Interestingly, many who disagree on everything else on this issue agree that Rabbi Student is mistaken, that this impossible choice is not God’s will. To quote the 200+ rabbis, including Rav Hershel Schachter, who signed the “Declaration on the Torah Approach to Homosexuality,” “The concept that God created a human being who is unable to find happiness in a loving relationship unless he violates a biblical prohibition is neither plausible nor acceptable. God is loving and merciful... The Torah does not forbid something which is impossible to avoid.” And Dr. Koller, in the piece Rabbi Student references, makes clear that he agrees with this portion of the Torah Declaration (or at least with the theological and moral imperatives behind it).

Ultimately, the Torah Declaration and Dr. Koller resolve the impossible choice in very different ways: the Declaration, by believing that sexual orientation is mutable; Dr. Koller, by opting for humanity over Rabbi Student’s view of the Halacha, and having enough faith in the halachic process that the problem will eventually be solved.

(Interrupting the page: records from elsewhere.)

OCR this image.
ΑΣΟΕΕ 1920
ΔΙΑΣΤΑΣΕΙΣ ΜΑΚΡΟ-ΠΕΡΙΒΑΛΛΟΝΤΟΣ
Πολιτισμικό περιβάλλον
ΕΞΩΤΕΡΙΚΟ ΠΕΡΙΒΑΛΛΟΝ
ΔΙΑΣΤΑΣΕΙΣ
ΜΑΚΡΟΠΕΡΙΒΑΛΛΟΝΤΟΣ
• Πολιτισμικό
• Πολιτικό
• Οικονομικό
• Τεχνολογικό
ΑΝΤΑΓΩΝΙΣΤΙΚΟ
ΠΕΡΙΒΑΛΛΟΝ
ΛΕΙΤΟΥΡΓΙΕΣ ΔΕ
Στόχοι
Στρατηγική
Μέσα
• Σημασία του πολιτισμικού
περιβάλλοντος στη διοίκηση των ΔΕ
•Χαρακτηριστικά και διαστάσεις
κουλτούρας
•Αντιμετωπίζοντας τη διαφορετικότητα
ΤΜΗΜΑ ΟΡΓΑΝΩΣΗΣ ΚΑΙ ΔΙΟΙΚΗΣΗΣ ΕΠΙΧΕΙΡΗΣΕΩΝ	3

To close on a positive note: Rabbi Student’s candid framing of the issue is a step toward resolution, even if we don’t yet know what that resolution looks like.

A Bergen County parent
Rabbi Student responds:
I appreciate the pain of a parent with a struggling child but I do not believe my words are being interpreted properly. A keen reader will note that I did not speak directly to those struggling with their sexual orientation but to their friends and family. The conversations need to be different. Therefore, I did not discuss the immutability of sexual orientation or lack thereof. From my perspective, that is not particularly relevant to the conversation with friends and family. Nor did I argue that a homosexual faces an impossible religious choice. To the opposite, I have faith and confidence that people struggling with their sexuality can find a traditional path to God but the search for that path often is very difficult. As friends and family, we need to support our  loved ones unconditionally when and if they struggle to find their place within Judaism. We are about to enter two days full of prayer, when Machzorim around the world fill with tears. I thank this parent for giving us additional impetus to think about what God wants for us in this world and the next.